Guys, you can make one of these devices with even the most basic soldering skills. You probably have the parts (minus the 300K 1/4 watt resistor) at home.

http://droidangel.blogspot.com/2011/05/how-to-make-samsung-galaxy-s-download.html


----------



## Berzerker (Sep 16, 2011)

mAlfunkti0n said:


> http://www.amazon.co...25789808&sr=8-1
> 
> will that one work with the nexus? it got great reviews...


I'm getting that exact one tomorrow and I'll let you all know if it works.


----------



## TheWhiteBandito (Nov 8, 2011)

Berzerker said:


> Or you could just save yourself some work for a few dollars.
> 
> I'm getting that exact one tomorrow and I'll let you all know if it works.


Is your phone completely dead like mine was? Or are you just checking to see if the jig puts you into odin mode with a working GNexus?


----------



## UnfedBear67 (Jul 31, 2011)

What is Download Mode im new to Samsung?


----------



## TheWhiteBandito (Nov 8, 2011)

UnfedBear67 said:


> What is Download Mode im new to Samsung?


I'm new as well to Samsung phones, but as far as I know, it's a mode that allows firmware to be flashed. I believe it is a useful way to fix some software-bricked phones or just to return back to complete stock.


----------



## Berzerker (Sep 16, 2011)

TheWhiteBandito said:


> Is your phone completely dead like mine was? Or are you just checking to see if the jig puts you into odin mode with a working GNexus?

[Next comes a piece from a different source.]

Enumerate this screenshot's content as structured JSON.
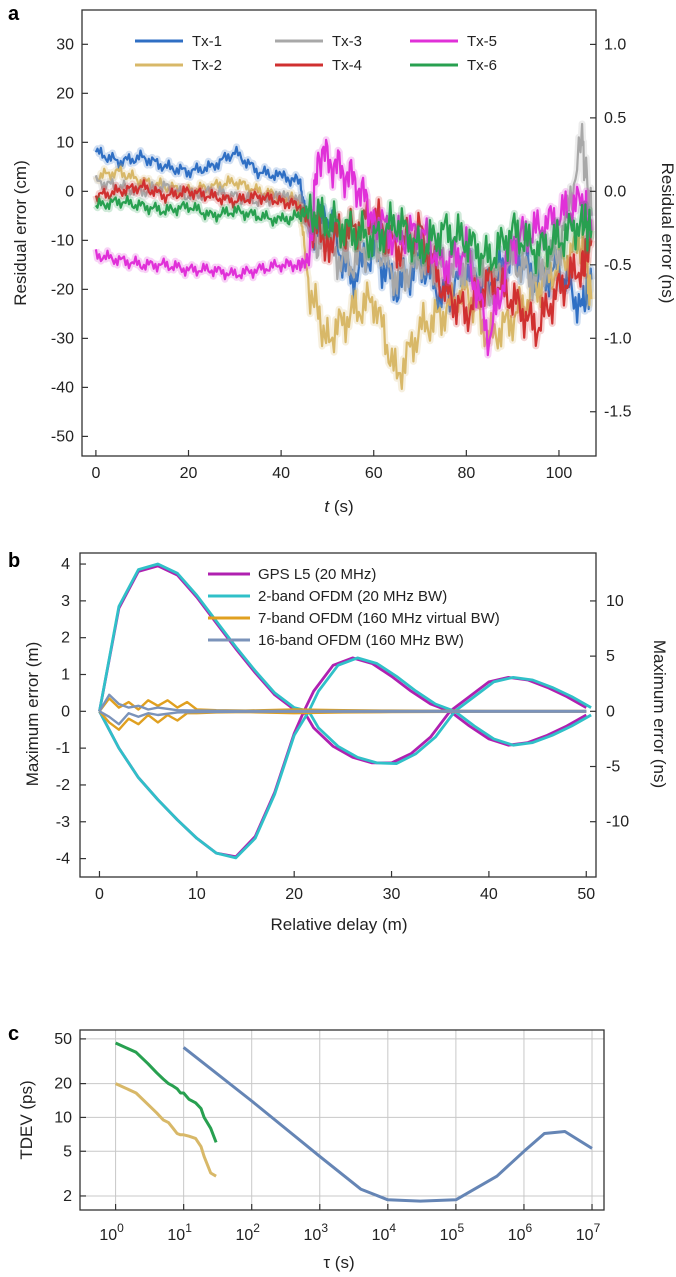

No it's not, but I was just going to test it.

The jig works fine, so if you want to get one of those and next time you think you bricked your nexus and you know you have a full battery, plug the jig in and it will take you into download (ODIN) mode. From there you can use ODIN (PC only) to flash firmwares. If the jig doesn't power up the phone, nothing will and they won't know if you're rooted or not, so that's nothing to worry about when sending it for a replacement.


----------



## abqnm (Jul 3, 2011)

For those that are just buying one to have it and don't mind waiting 10 days or so for delivery from China and you don't want to solder one yourself, dx.com - Samsung Jig - $1.60 shipped to the US

Probably cheaper than finding the resistors and soldering it yourself. Just not as quick.

I love that site for all kinds of random cheap stuff that is useful once in a while. Sure you get what you pay for but on the cables they are great and never had any issues.


----------